In the year 1800, when Donovan wrote his excursions in South Wales and Monmouthshire, the works, then carried on by G. Haynes & Co., of which he gives an extended account, were considered to be extensive, and to be producing wares of a superior class; the buildings being said to be arranged on the same plan as those of Josiah Wedgwood, at Etruria. In 1802 Mr. Haynes sold his works, moulds, models, stock, &c., to Mr. Lewis Weston Dillwyn, and by him the buildings were very greatly enlarged, and the business considerably extended.

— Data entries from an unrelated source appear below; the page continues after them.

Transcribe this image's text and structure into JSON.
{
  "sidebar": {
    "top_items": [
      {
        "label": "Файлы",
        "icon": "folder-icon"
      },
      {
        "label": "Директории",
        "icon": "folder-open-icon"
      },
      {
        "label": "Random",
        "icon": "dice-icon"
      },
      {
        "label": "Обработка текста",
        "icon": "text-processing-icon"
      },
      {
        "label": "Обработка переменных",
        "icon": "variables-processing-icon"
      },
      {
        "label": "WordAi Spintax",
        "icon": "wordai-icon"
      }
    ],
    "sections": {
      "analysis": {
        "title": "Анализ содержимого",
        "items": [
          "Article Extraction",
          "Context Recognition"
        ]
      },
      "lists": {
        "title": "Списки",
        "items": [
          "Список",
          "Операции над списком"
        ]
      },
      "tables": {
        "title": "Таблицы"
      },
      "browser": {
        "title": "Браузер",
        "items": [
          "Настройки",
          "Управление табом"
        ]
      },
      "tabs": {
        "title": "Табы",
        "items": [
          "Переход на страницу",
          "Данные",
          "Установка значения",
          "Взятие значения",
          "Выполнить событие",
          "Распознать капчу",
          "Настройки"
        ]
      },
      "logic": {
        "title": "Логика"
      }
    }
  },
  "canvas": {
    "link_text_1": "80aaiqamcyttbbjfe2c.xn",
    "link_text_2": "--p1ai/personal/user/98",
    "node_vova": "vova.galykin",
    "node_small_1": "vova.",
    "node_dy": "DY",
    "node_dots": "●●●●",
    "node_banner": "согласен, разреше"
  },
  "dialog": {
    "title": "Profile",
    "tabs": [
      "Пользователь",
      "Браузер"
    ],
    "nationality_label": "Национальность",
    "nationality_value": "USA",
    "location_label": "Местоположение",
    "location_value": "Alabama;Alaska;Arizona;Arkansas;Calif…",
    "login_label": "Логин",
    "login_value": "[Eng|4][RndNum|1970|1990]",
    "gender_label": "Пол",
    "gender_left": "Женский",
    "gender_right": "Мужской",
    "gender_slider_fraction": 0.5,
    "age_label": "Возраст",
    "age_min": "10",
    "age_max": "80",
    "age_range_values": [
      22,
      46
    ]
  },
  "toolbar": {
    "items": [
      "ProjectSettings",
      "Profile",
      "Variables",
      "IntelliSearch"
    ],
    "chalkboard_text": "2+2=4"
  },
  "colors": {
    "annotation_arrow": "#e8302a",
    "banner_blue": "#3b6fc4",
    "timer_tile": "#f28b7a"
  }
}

At first, only the ordinary descriptions of common earthenware were made at these works; but the manufacture was gradually improved by Mr. Haynes, who produced a fine white earthenware, a cream-coloured ware, an “opaque china,” and other varieties, as well as a very passable kind of biscuit ware. This “opaque china,” a fine, hard, compact, and beautiful body, is doubtless the “porcelain” ware spoken of by Donovan, on which so much unnecessary stress was laid by a recent writer in attempting to prove that veritable porcelain was made at Swansea before the time when Mr. Dillwyn commenced it; the same writer forgetting to notice that in the same paragraph in which Donovan speaks of the Swansea “porcelain” he speaks also of it and other wares bidding fair some day to vie with “Sieve pottery.”

In 1790, one of the “throwers” was Charles Stevens, who had been an apprentice (at the same time as William Taylor) at the Worcester China Works. In that year he applied to be employed at the Derby China Works, sending as his address “The Pot Work, Swansea,” and next “at Mr. Bothwell’s, engraver, in the Strand, Swansea.”

In the body of the Swansea wares, “the North Devon or Bideford clays seem to have been early employed; as also the Dorset or Poole clays, the last still continuing to be used. Cornish Kaolin and China stone likewise formed a portion of the porcelain body.”

Upon the works passing into the hands of Mr. Lewis Weston Dillwyn, in 1802, the opaque china was much improved, and the decorations assumed a much more artistic character. Mr. Lewis Weston Dillwyn, who was a Fellow of the Linnæan Society, was the author of “A Synopsis of British Confervæ, Coloured from Nature, with Descriptions;” “A Description of Recent Shells;” and “Catalogue of the more rare Plants found in the neighbourhood of Dover;” and, in conjunction with Dawson Turner, of “The Botanist’s Guide through England and Wales.”